Le peuple suisse a rejeté l’Initiative Sortie programmée du nucléaire. Mais avec une forte proportion de OUI, le peuple a donné une sérieuse leçon aux exploitants de centrales. Axpo, l’exploitant de Beznau 1, est particulièrement visé. Il doit prendre l’inquiétude de la population au sérieux et ne pas redémarrer le plus vieux réacteur de la planète.

Aujourd’hui, la Suisse a raté une chance historique. Le peuple a rejeté l’Initiative Sortie programmée du nucléaire.
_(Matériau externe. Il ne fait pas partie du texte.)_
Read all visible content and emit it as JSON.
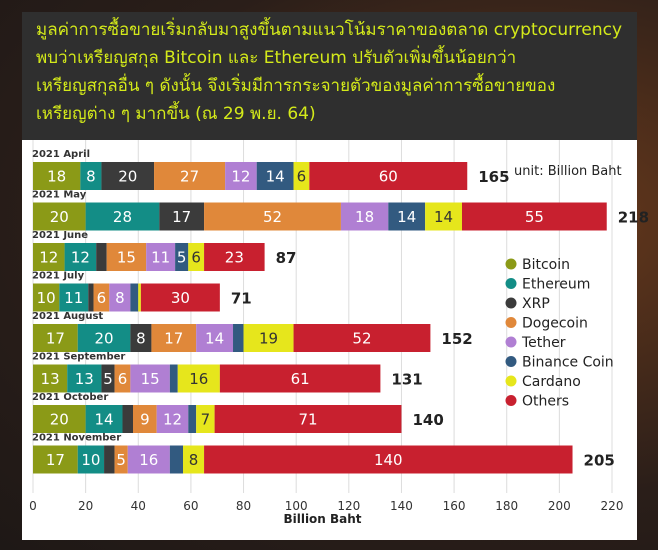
{
  "header": {
    "lines": [
      "มูลค่าการซื้อขายเริ่มกลับมาสูงขึ้นตามแนวโน้มราคาของตลาด cryptocurrency",
      "พบว่าเหรียญสกุล Bitcoin และ Ethereum ปรับตัวเพิ่มขึ้นน้อยกว่า",
      "เหรียญสกุลอื่น ๆ ดังนั้น จึงเริ่มมีการกระจายตัวของมูลค่าการซื้อขายของ",
      "เหรียญต่าง ๆ มากขึ้น (ณ 29 พ.ย. 64)"
    ]
  },
  "chart_data": {
    "type": "bar",
    "orientation": "horizontal",
    "stacked": true,
    "unit_label": "unit: Billion Baht",
    "xlabel": "Billion Baht",
    "xlim": [
      0,
      220
    ],
    "xticks": [
      0,
      20,
      40,
      60,
      80,
      100,
      120,
      140,
      160,
      180,
      200,
      220
    ],
    "grid": true,
    "legend_position": "right",
    "categories": [
      "2021 April",
      "2021 May",
      "2021 June",
      "2021 July",
      "2021 August",
      "2021 September",
      "2021 October",
      "2021 November"
    ],
    "totals": [
      165,
      218,
      87,
      71,
      152,
      131,
      140,
      205
    ],
    "series": [
      {
        "name": "Bitcoin",
        "color": "#8b9a17",
        "label_color": "#ffffff",
        "values": [
          18,
          20,
          12,
          10,
          17,
          13,
          20,
          17
        ]
      },
      {
        "name": "Ethereum",
        "color": "#138d86",
        "label_color": "#ffffff",
        "values": [
          8,
          28,
          12,
          11,
          20,
          13,
          14,
          10
        ]
      },
      {
        "name": "XRP",
        "color": "#3b3b3b",
        "label_color": "#ffffff",
        "values": [
          20,
          17,
          4,
          2,
          8,
          5,
          4,
          4
        ]
      },
      {
        "name": "Dogecoin",
        "color": "#e0883a",
        "label_color": "#ffffff",
        "values": [
          27,
          52,
          15,
          6,
          17,
          6,
          9,
          5
        ]
      },
      {
        "name": "Tether",
        "color": "#b07fd3",
        "label_color": "#ffffff",
        "values": [
          12,
          18,
          11,
          8,
          14,
          15,
          12,
          16
        ]
      },
      {
        "name": "Binance Coin",
        "color": "#325a80",
        "label_color": "#ffffff",
        "values": [
          14,
          14,
          5,
          3,
          4,
          3,
          3,
          5
        ]
      },
      {
        "name": "Cardano",
        "color": "#e6e61c",
        "label_color": "#333333",
        "values": [
          6,
          14,
          6,
          1,
          19,
          16,
          7,
          8
        ]
      },
      {
        "name": "Others",
        "color": "#c8202f",
        "label_color": "#ffffff",
        "values": [
          60,
          55,
          23,
          30,
          52,
          61,
          71,
          140
        ]
      }
    ],
    "data_labels": [
      [
        "18",
        "8",
        "20",
        "27",
        "12",
        "14",
        "6",
        "60"
      ],
      [
        "20",
        "28",
        "17",
        "52",
        "18",
        "14",
        "14",
        "55"
      ],
      [
        "12",
        "12",
        "",
        "15",
        "11",
        "5",
        "6",
        "23"
      ],
      [
        "10",
        "11",
        "",
        "6",
        "8",
        "",
        "",
        "30"
      ],
      [
        "17",
        "20",
        "8",
        "17",
        "14",
        "",
        "19",
        "52"
      ],
      [
        "13",
        "13",
        "5",
        "6",
        "15",
        "",
        "16",
        "61"
      ],
      [
        "20",
        "14",
        "",
        "9",
        "12",
        "",
        "7",
        "71"
      ],
      [
        "17",
        "10",
        "",
        "5",
        "16",
        "",
        "8",
        "140"
      ]
    ]
  }
}
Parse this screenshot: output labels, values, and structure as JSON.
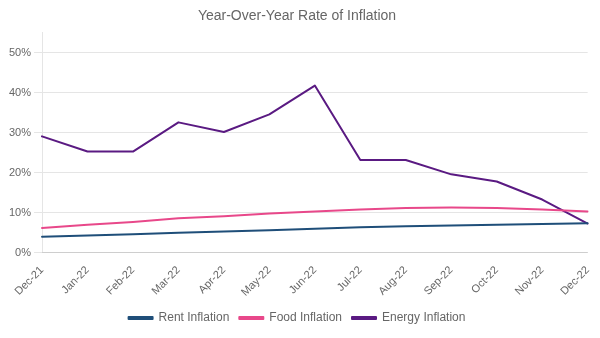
{
  "chart_data": {
    "type": "line",
    "title": "Year-Over-Year Rate of Inflation",
    "categories": [
      "Dec-21",
      "Jan-22",
      "Feb-22",
      "Mar-22",
      "Apr-22",
      "May-22",
      "Jun-22",
      "Jul-22",
      "Aug-22",
      "Sep-22",
      "Oct-22",
      "Nov-22",
      "Dec-22"
    ],
    "series": [
      {
        "name": "Rent Inflation",
        "color": "#1f4e79",
        "values": [
          0.04,
          0.043,
          0.046,
          0.05,
          0.053,
          0.056,
          0.06,
          0.064,
          0.066,
          0.068,
          0.07,
          0.072,
          0.074
        ]
      },
      {
        "name": "Food Inflation",
        "color": "#e8488a",
        "values": [
          0.062,
          0.07,
          0.077,
          0.086,
          0.091,
          0.098,
          0.103,
          0.108,
          0.112,
          0.113,
          0.112,
          0.108,
          0.103
        ]
      },
      {
        "name": "Energy Inflation",
        "color": "#5a1a82",
        "values": [
          0.291,
          0.253,
          0.253,
          0.326,
          0.302,
          0.346,
          0.418,
          0.232,
          0.232,
          0.196,
          0.178,
          0.133,
          0.073
        ]
      }
    ],
    "ylim": [
      0,
      0.55
    ],
    "yticks": [
      {
        "value": 0.0,
        "label": "0%"
      },
      {
        "value": 0.1,
        "label": "10%"
      },
      {
        "value": 0.2,
        "label": "20%"
      },
      {
        "value": 0.3,
        "label": "30%"
      },
      {
        "value": 0.4,
        "label": "40%"
      },
      {
        "value": 0.5,
        "label": "50%"
      }
    ],
    "grid": true,
    "legend": "bottom"
  }
}
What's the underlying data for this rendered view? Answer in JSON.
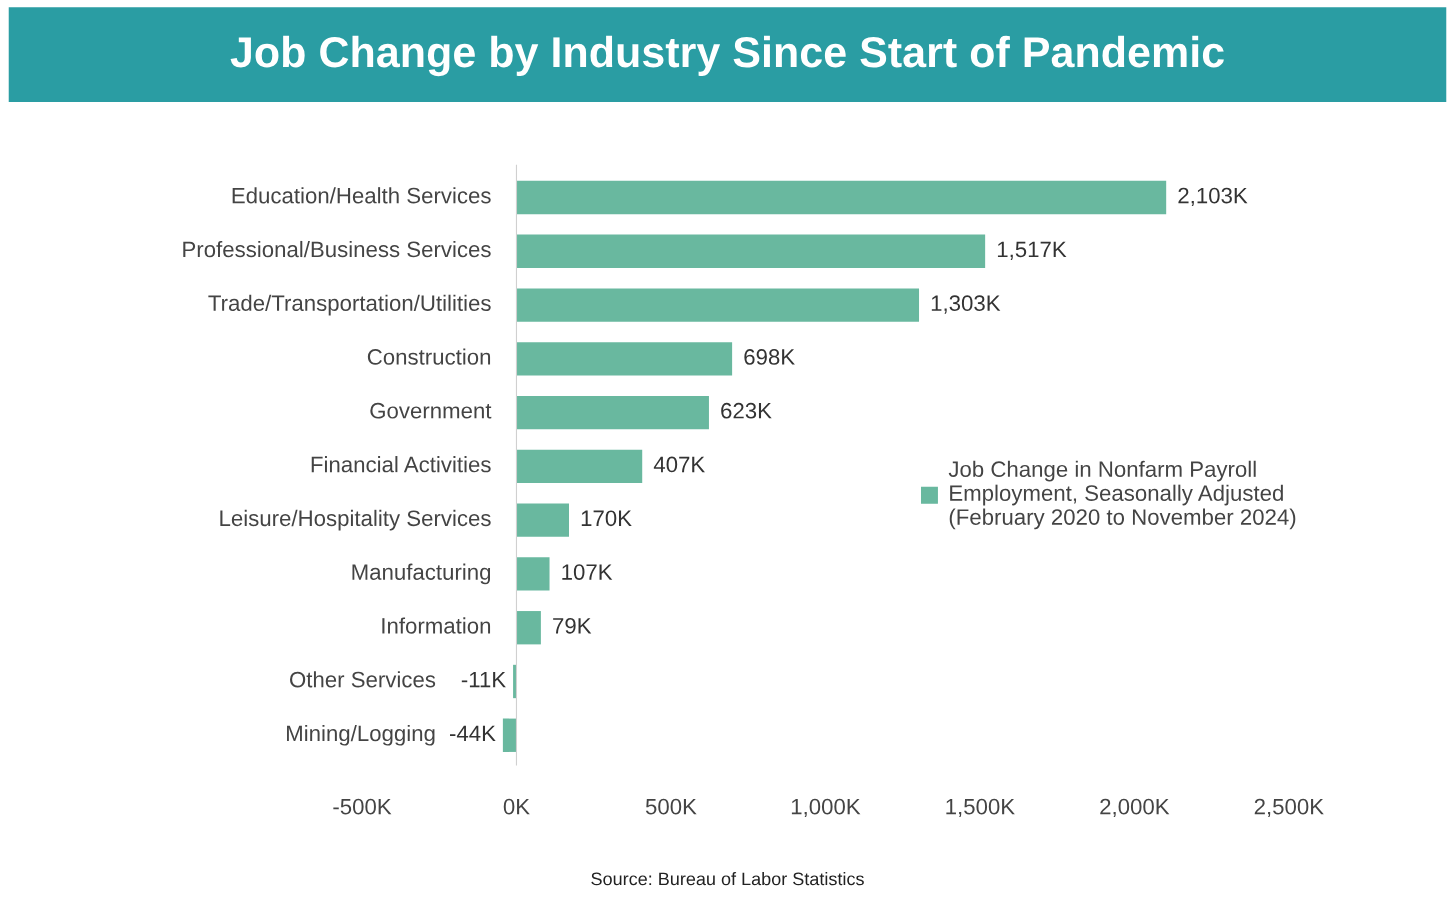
{
  "chart_data": {
    "type": "bar",
    "orientation": "horizontal",
    "title": "Job Change by Industry Since Start of Pandemic",
    "categories": [
      "Education/Health Services",
      "Professional/Business Services",
      "Trade/Transportation/Utilities",
      "Construction",
      "Government",
      "Financial Activities",
      "Leisure/Hospitality Services",
      "Manufacturing",
      "Information",
      "Other Services",
      "Mining/Logging"
    ],
    "series": [
      {
        "name": "Job Change in Nonfarm Payroll\nEmployment, Seasonally Adjusted\n(February 2020 to November 2024)",
        "color": "#69b89f",
        "values": [
          2103,
          1517,
          1303,
          698,
          623,
          407,
          170,
          107,
          79,
          -11,
          -44
        ],
        "value_labels": [
          "2,103K",
          "1,517K",
          "1,303K",
          "698K",
          "623K",
          "407K",
          "170K",
          "107K",
          "79K",
          "-11K",
          "-44K"
        ]
      }
    ],
    "xlim": [
      -500,
      2500
    ],
    "xticks": [
      {
        "value": -500,
        "label": "-500K"
      },
      {
        "value": 0,
        "label": "0K"
      },
      {
        "value": 500,
        "label": "500K"
      },
      {
        "value": 1000,
        "label": "1,000K"
      },
      {
        "value": 1500,
        "label": "1,500K"
      },
      {
        "value": 2000,
        "label": "2,000K"
      },
      {
        "value": 2500,
        "label": "2,500K"
      }
    ],
    "grid": false,
    "legend": "right",
    "annotations": [
      "Source: Bureau of Labor Statistics"
    ]
  }
}
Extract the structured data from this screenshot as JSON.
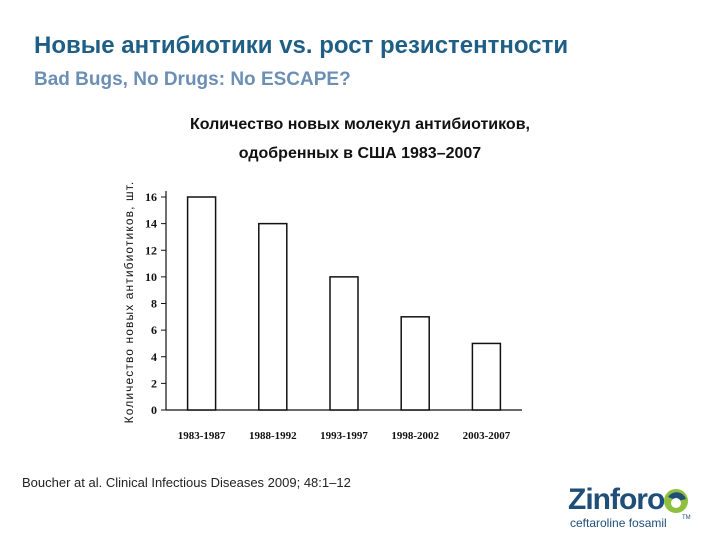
{
  "slide": {
    "title": "Новые антибиотики vs. рост резистентности",
    "subtitle": "Bad Bugs, No Drugs: No ESCAPE?",
    "chart_title_line1": "Количество новых молекул антибиотиков,",
    "chart_title_line2": "одобренных в США 1983–2007",
    "citation": "Boucher at al. Clinical Infectious Diseases 2009; 48:1–12"
  },
  "logo": {
    "brand": "Zinforo",
    "tagline": "ceftaroline fosamil",
    "tm": "TM"
  },
  "chart_data": {
    "type": "bar",
    "title": "Количество новых молекул антибиотиков, одобренных в США 1983–2007",
    "ylabel": "Количество новых антибиотиков, шт.",
    "xlabel": "",
    "categories": [
      "1983-1987",
      "1988-1992",
      "1993-1997",
      "1998-2002",
      "2003-2007"
    ],
    "values": [
      16,
      14,
      10,
      7,
      5
    ],
    "ylim": [
      0,
      16
    ],
    "yticks": [
      0,
      2,
      4,
      6,
      8,
      10,
      12,
      14,
      16
    ],
    "grid": false,
    "bar_fill": "#ffffff",
    "bar_stroke": "#111111"
  }
}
Mais le nombre élevé de oui révèle l’ampleur du malaise dans la population. « De plus en plus de Suissesses et de Suisses en ont assez d’être soumis à la menace des centrales nucléaires », explique Mathias Schlegel, porte parole de Greenpeace Suisse et pour l’Alliance Sortie programmée du nucléaire. « Le groupe Axpo qui exploite Beznau ne peut pas continuer à ignorer le malaise de la population. » C’est la raison pour laquelle Greenpeace exige qu’Axpo enterre enfin ses projets de redémarrage de Beznau 1 qui n’est de toute façon pas rentable. « Il est inacceptable de continuer à gaspiller l’argent des contribuables sur une centrale que plus personne ne veut », ajoute encore Mathias Schlegel.

Renforcer la surveillance
Le fait qu’une petite majorité ait voté contre un arrêt programmé des centrales nucléaires peut toutefois aussi s’expliquer avec la confiance de la population en l’Inspection fédérale de la sécurité nucléaire (IFSN). Mais c’est justement cette instance que les exploitants continueront à mettre sous pression. Ils continueront à tout faire pour que la notion de « sécurité » soit comprise à leur avantage. Surtout lorsqu’une centrale nucléaire se rapproche de la fin de sa durée de fonctionnement. « L’IFSN doit se montrer déterminée, mais aussi être renforcée politiquement », estime Mathias Schlegel.

Changement de stratégie
En fin de compte, le résultat de ces votations doit aussi être un signal de retour à la réalité pour les exploitants de centrales nucléaires. Les énergies renouvelables sont sur la voie du succès sur toute la planète et un oui du peuple à la Stratégie énergétique 2050 incitera aussi la Suisse à cesser de freiner en ce qui concerne la transition énergétique. Les producteurs d’électricité doivent le reconnaître et changer enfin de stratégie. Ils doivent renoncer à l’énergie nucléaire qui est déficitaire et devenir des prestataires de service pour les énergies renouvelables décentralisées. « Il n’y a malheureusement plus de programme, mais la fin du nucléaire est prévisible et plus vite les producteurs d’électricité l’accepteront, mieux ce sera pour nous, citoyens et contribuables », conclut Mathias Schlegel.